This is a stunning example of what a non-profit can do with government statistics, Google Maps, and a very dedicated volunteer. (Click on the image above to see a larger version, or — even better yet — click here to poke around the interactive version.) The map, created and published by the Boston Cyclists' Union, is visual representation of every bicycle-related crash that took place in Boston from May to October of this year.

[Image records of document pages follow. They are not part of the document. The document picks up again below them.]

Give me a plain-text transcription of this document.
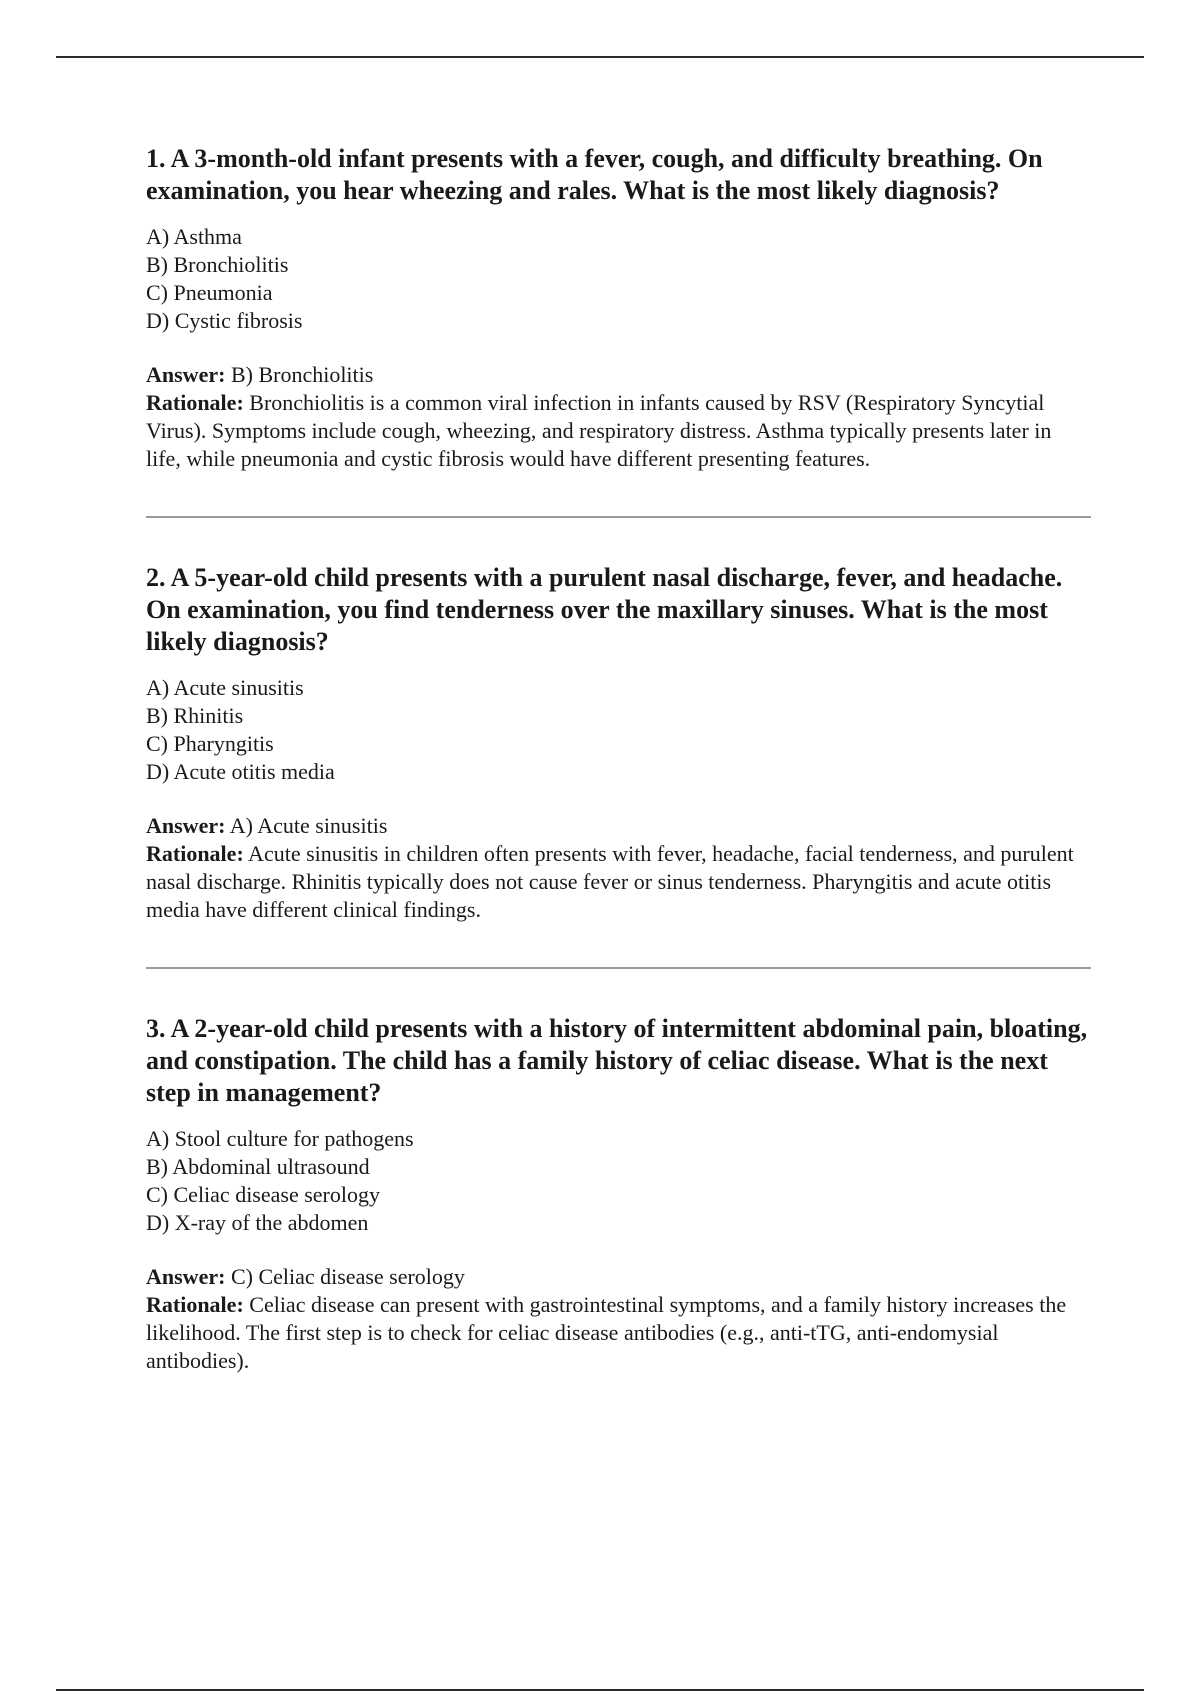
1. A 3-month-old infant presents with a fever, cough, and difficulty breathing. On examination, you hear wheezing and rales. What is the most likely diagnosis?
A) Asthma
B) Bronchiolitis
C) Pneumonia
D) Cystic fibrosis

Answer: B) Bronchiolitis

Rationale: Bronchiolitis is a common viral infection in infants caused by RSV (Respiratory Syncytial Virus). Symptoms include cough, wheezing, and respiratory distress. Asthma typically presents later in life, while pneumonia and cystic fibrosis would have different presenting features.

2. A 5-year-old child presents with a purulent nasal discharge, fever, and headache. On examination, you find tenderness over the maxillary sinuses. What is the most likely diagnosis?
A) Acute sinusitis
B) Rhinitis
C) Pharyngitis
D) Acute otitis media

Answer: A) Acute sinusitis

Rationale: Acute sinusitis in children often presents with fever, headache, facial tenderness, and purulent nasal discharge. Rhinitis typically does not cause fever or sinus tenderness. Pharyngitis and acute otitis media have different clinical findings.

3. A 2-year-old child presents with a history of intermittent abdominal pain, bloating, and constipation. The child has a family history of celiac disease. What is the next step in management?
A) Stool culture for pathogens
B) Abdominal ultrasound
C) Celiac disease serology
D) X-ray of the abdomen

Answer: C) Celiac disease serology

Rationale: Celiac disease can present with gastrointestinal symptoms, and a family history increases the likelihood. The first step is to check for celiac disease antibodies (e.g., anti-tTG, anti-endomysial antibodies).
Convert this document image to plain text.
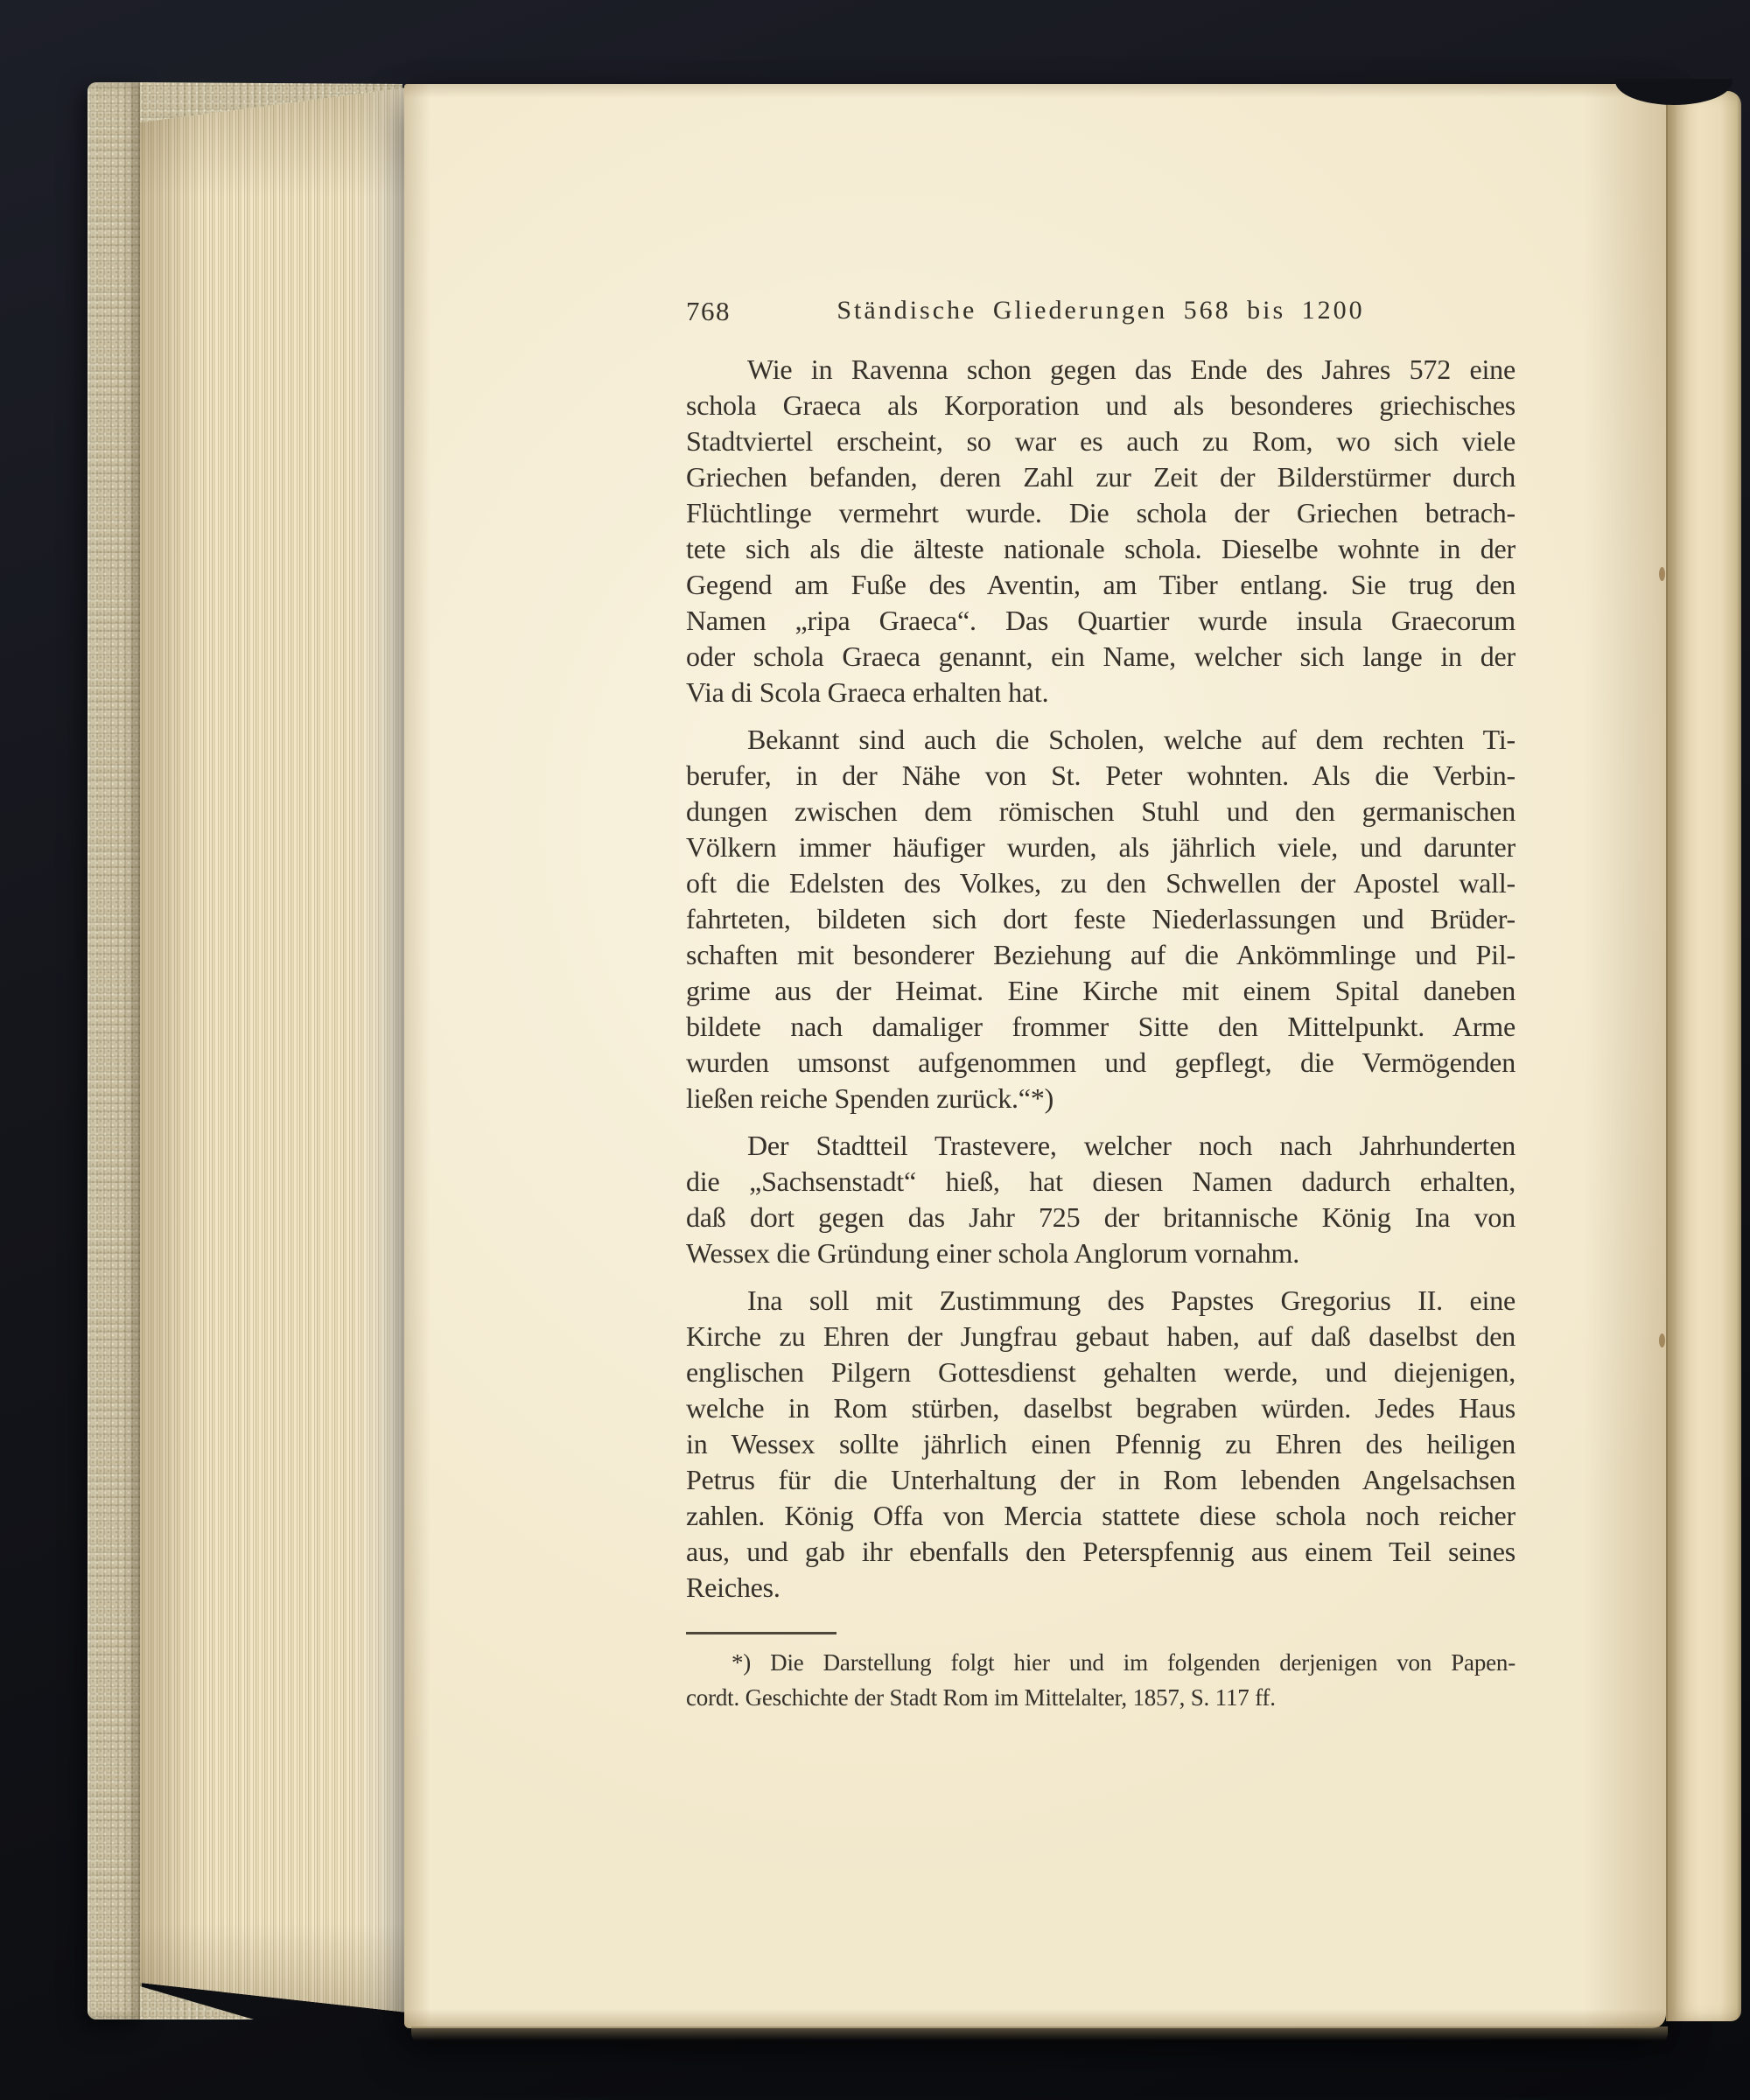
768	Ständische Gliederungen 568 bis 1200
Wie in Ravenna schon gegen das Ende des Jahres 572 eine
schola Graeca als Korporation und als besonderes griechisches
Stadtviertel erscheint, so war es auch zu Rom, wo sich viele
Griechen befanden, deren Zahl zur Zeit der Bilderstürmer durch
Flüchtlinge vermehrt wurde. Die schola der Griechen betrach-
tete sich als die älteste nationale schola. Dieselbe wohnte in der
Gegend am Fuße des Aventin, am Tiber entlang. Sie trug den
Namen „ripa Graeca“. Das Quartier wurde insula Graecorum
oder schola Graeca genannt, ein Name, welcher sich lange in der
Via di Scola Graeca erhalten hat.
Bekannt sind auch die Scholen, welche auf dem rechten Ti-
berufer, in der Nähe von St. Peter wohnten. Als die Verbin-
dungen zwischen dem römischen Stuhl und den germanischen
Völkern immer häufiger wurden, als jährlich viele, und darunter
oft die Edelsten des Volkes, zu den Schwellen der Apostel wall-
fahrteten, bildeten sich dort feste Niederlassungen und Brüder-
schaften mit besonderer Beziehung auf die Ankömmlinge und Pil-
grime aus der Heimat. Eine Kirche mit einem Spital daneben
bildete nach damaliger frommer Sitte den Mittelpunkt. Arme
wurden umsonst aufgenommen und gepflegt, die Vermögenden
ließen reiche Spenden zurück.“*)
Der Stadtteil Trastevere, welcher noch nach Jahrhunderten
die „Sachsenstadt“ hieß, hat diesen Namen dadurch erhalten,
daß dort gegen das Jahr 725 der britannische König Ina von
Wessex die Gründung einer schola Anglorum vornahm.
Ina soll mit Zustimmung des Papstes Gregorius II. eine
Kirche zu Ehren der Jungfrau gebaut haben, auf daß daselbst den
englischen Pilgern Gottesdienst gehalten werde, und diejenigen,
welche in Rom stürben, daselbst begraben würden. Jedes Haus
in Wessex sollte jährlich einen Pfennig zu Ehren des heiligen
Petrus für die Unterhaltung der in Rom lebenden Angelsachsen
zahlen. König Offa von Mercia stattete diese schola noch reicher
aus, und gab ihr ebenfalls den Peterspfennig aus einem Teil seines
Reiches.
*) Die Darstellung folgt hier und im folgenden derjenigen von Papen-
cordt. Geschichte der Stadt Rom im Mittelalter, 1857, S. 117 ff.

Even though it currently only shows six months of data, the map is starting to tell an interesting story about bike use and bike accidents in the city. The Boston Cyclists' Union explains:
At a glance, where crashes happen seems to correlate more with topography and population density than the perceived “bikeyness” of the neighborhood. So Roxbury, Dorchester and Jamaica Plain have similar numbers and clusterings of crashes, but there are few crashes in the hilly parts of Highland Park (Fort Hill), Mission Hill, or the hills above Grove Hall in Roxbury. The biggest clusters of crashes by far happen in the flat and dense areas such as the South End, Back Bay, Downtown, and along Commonwealth Avenue, and the lowest numbers are in more suburban areas like Hyde Park and West Roxbury.
The Cyclists' Union plans on updating the map as more data become available, and that's when it will become incredibly useful. When the map tracks years of accidents, definite patterns will emerge. Patterns that anyone, from policy makers hoping to promote bike riding in the city to morning bike commuters looking to stay away from the city's most dangerous intersections, will be able to learn from.